Japan's business bosses say expansion already over

TOKYO (AFP) — The majority of Japan's top executives have said an expanding phase of the nation's economy has already been over, a poll showed on Sunday.

The Asahi Shimbun daily carried out its latest biannual survey between May 29 and June 12, covering presidents and top executives of Japan's major 100 companies.

According to the poll, 53 companies said "the present economic expansion has already finished," sharply up from only seven firms saying so in the previous survey in November.

Ten companies said the economy will continue expanding until this summer, while 32 replied the expansion phase will last until late this year or even next year, the survey showed.

The respondents raised the gloomy perspective for the US economy and the recent surge in oil prices as well as raw materials as negative factors for the future of the Japanese economy.

Among the companies polled were Sony, Hitachi, Canon and Nintendo.

Finance Minister Fukushiro Nukaga said on Sunday that the Japanese economy was showing some signs of a slump amid global uncertainties.

"Concerns about a slowdown in the US economy are growing, while the prospect for the Chinese economy is still unknown," Nukaga told a news programme at TV Asahi.

"We had said the (Japanese) economy was at a standstill, but we are now saying there is weakness" on concerns about possible slumps in corporate earnings and individual spending, Nukaga said.

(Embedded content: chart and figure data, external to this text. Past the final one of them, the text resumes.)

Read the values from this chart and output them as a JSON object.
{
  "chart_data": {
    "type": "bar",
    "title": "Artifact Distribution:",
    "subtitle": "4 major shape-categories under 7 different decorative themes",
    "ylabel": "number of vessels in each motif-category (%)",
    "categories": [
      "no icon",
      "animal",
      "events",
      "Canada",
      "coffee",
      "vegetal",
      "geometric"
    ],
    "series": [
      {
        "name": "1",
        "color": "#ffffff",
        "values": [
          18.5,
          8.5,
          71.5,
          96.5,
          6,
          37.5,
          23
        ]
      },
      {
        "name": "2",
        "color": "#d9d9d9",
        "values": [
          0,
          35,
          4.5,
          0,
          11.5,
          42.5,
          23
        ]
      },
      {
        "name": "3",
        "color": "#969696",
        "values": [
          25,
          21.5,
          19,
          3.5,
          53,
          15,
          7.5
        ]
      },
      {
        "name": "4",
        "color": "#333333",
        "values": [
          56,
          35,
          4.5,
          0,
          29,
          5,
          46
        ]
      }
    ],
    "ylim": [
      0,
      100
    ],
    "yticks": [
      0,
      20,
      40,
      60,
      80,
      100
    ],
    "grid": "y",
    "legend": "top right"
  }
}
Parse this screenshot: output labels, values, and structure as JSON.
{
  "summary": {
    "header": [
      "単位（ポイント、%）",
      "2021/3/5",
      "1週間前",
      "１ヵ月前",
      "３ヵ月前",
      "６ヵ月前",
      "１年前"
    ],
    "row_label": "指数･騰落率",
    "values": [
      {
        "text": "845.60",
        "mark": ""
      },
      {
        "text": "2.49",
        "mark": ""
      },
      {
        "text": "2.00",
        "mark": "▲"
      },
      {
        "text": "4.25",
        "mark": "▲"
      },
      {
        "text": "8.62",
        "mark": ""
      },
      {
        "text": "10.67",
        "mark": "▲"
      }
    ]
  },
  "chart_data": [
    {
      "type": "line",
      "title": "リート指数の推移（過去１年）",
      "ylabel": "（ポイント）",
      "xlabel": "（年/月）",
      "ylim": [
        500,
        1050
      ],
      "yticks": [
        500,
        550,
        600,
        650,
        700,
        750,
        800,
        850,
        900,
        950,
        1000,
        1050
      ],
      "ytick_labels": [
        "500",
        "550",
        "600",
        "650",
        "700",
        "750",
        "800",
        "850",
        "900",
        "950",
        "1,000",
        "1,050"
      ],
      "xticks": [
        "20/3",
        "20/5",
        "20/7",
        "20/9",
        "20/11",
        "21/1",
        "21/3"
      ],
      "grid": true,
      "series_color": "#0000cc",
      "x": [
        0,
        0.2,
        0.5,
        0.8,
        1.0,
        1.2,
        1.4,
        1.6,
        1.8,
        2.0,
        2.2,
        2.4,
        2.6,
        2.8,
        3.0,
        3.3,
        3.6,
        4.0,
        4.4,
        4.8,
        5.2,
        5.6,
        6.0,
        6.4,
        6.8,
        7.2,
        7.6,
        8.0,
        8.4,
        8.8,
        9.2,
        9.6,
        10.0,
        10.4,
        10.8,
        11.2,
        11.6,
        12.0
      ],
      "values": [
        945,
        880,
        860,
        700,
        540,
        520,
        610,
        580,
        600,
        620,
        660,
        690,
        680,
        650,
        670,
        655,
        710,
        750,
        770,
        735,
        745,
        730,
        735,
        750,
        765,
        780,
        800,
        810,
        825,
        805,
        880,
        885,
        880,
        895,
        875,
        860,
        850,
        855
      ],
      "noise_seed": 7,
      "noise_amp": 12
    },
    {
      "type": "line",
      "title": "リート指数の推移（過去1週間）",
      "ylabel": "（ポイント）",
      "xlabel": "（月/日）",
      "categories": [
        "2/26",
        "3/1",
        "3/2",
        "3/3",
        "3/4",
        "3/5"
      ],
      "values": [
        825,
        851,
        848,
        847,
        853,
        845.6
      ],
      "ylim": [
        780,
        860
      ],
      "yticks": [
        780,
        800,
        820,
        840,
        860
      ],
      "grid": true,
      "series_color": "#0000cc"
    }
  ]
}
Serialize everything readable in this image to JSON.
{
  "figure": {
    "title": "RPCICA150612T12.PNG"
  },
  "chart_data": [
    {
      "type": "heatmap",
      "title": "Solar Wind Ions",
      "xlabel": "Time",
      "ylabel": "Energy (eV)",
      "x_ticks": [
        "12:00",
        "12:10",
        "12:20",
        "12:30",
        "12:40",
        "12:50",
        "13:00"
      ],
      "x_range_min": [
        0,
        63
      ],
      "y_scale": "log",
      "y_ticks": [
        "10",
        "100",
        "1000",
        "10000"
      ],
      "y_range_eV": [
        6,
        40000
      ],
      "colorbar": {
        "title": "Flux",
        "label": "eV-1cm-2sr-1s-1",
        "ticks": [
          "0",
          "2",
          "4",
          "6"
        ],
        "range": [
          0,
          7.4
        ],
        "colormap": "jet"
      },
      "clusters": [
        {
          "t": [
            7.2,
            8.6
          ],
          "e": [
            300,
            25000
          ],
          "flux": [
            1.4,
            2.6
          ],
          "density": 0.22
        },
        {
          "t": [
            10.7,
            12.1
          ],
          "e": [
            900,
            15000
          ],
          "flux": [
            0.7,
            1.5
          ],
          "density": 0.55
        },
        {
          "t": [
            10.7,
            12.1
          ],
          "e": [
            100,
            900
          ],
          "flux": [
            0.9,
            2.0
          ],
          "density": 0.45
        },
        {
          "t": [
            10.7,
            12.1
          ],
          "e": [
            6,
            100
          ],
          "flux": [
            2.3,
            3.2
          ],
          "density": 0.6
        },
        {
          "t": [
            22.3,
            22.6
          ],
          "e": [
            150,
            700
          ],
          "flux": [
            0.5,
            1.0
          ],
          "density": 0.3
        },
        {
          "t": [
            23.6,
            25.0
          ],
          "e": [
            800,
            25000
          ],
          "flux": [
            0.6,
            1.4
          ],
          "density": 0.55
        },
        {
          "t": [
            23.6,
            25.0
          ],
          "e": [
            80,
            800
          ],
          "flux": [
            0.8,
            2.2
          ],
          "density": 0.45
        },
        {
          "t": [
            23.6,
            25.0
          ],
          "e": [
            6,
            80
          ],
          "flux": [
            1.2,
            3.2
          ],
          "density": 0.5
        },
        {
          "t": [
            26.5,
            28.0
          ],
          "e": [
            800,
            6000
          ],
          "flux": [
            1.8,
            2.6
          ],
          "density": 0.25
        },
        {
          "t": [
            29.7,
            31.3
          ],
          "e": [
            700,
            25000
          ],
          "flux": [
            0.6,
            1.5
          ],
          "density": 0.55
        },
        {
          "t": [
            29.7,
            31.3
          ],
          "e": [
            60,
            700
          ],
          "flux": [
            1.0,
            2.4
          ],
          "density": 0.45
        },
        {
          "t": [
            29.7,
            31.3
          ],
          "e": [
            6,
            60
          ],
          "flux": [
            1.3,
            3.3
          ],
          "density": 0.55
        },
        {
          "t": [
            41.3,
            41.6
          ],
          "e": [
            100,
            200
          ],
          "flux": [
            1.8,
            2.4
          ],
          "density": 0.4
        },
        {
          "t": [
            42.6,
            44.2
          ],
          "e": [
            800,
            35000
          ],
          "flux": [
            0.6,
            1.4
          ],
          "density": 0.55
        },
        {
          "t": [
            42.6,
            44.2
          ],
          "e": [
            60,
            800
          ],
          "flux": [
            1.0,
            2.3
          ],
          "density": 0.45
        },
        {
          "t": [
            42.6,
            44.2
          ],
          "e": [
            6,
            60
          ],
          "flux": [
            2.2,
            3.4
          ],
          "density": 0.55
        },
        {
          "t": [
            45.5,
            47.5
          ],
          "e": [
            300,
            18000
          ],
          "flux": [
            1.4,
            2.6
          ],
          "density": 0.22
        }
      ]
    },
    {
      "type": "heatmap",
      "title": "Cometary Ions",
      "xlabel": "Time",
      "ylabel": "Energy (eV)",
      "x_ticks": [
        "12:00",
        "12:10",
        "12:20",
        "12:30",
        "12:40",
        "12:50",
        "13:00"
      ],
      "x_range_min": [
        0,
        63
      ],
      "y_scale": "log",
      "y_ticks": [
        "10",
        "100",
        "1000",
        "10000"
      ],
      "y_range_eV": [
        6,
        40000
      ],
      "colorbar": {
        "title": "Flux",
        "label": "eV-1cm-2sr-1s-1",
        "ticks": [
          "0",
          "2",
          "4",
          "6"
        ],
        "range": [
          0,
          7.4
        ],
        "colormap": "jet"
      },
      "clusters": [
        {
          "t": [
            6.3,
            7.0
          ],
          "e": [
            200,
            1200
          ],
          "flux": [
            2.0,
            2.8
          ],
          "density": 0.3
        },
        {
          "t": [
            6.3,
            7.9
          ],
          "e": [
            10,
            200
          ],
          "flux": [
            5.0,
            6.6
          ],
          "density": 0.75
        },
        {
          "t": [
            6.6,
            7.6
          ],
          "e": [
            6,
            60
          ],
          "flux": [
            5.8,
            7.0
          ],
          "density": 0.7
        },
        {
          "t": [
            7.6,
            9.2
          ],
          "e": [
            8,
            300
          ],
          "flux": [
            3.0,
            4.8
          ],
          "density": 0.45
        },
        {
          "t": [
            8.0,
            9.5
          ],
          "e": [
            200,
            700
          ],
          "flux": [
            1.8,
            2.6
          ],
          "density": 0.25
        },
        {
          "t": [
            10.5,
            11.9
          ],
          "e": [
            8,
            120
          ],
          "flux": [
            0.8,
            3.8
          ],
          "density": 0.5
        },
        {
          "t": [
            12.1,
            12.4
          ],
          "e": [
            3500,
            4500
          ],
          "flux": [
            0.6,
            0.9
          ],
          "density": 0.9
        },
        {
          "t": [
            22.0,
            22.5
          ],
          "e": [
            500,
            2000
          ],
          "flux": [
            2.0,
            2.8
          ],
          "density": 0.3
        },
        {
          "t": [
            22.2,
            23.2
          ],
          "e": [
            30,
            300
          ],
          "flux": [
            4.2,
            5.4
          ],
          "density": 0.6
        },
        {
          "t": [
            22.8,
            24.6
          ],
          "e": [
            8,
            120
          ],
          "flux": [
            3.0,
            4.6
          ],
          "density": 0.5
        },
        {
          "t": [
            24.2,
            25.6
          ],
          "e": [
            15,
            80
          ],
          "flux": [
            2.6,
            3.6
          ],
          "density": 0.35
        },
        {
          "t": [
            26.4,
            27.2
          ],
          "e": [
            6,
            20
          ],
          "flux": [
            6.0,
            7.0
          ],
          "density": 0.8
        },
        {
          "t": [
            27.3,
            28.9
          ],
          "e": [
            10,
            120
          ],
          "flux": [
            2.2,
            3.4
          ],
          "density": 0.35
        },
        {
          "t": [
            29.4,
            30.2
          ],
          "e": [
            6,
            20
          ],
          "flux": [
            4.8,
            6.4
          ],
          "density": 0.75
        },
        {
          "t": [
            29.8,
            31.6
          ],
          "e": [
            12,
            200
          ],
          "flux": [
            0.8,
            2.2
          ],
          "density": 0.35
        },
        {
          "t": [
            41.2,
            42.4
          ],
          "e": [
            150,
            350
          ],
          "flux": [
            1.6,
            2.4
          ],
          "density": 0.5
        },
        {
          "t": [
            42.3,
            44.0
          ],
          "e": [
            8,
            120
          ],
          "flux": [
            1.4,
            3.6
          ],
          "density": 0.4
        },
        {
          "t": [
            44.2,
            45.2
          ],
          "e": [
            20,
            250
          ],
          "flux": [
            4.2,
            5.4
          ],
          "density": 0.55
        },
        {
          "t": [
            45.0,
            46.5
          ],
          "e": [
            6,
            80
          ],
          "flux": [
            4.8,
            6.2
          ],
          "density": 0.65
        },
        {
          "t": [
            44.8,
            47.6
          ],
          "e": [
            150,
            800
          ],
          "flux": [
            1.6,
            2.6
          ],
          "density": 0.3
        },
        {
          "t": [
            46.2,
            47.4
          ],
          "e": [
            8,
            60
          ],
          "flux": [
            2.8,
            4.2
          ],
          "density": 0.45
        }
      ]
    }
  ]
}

Japan's economy grew at a brisk 4.0 percent annualised pace in the first quarter of 2008, marking the third straight positive quarter for the world's second-largest economy, which is gradually recovering from a series of slumps since the 1990s.

But many analysts warn that a slowdown is inevitable in the second quarter as the global economic climate chills due to the economic problems in the United States sparked by a housing slump and a related credit crunch.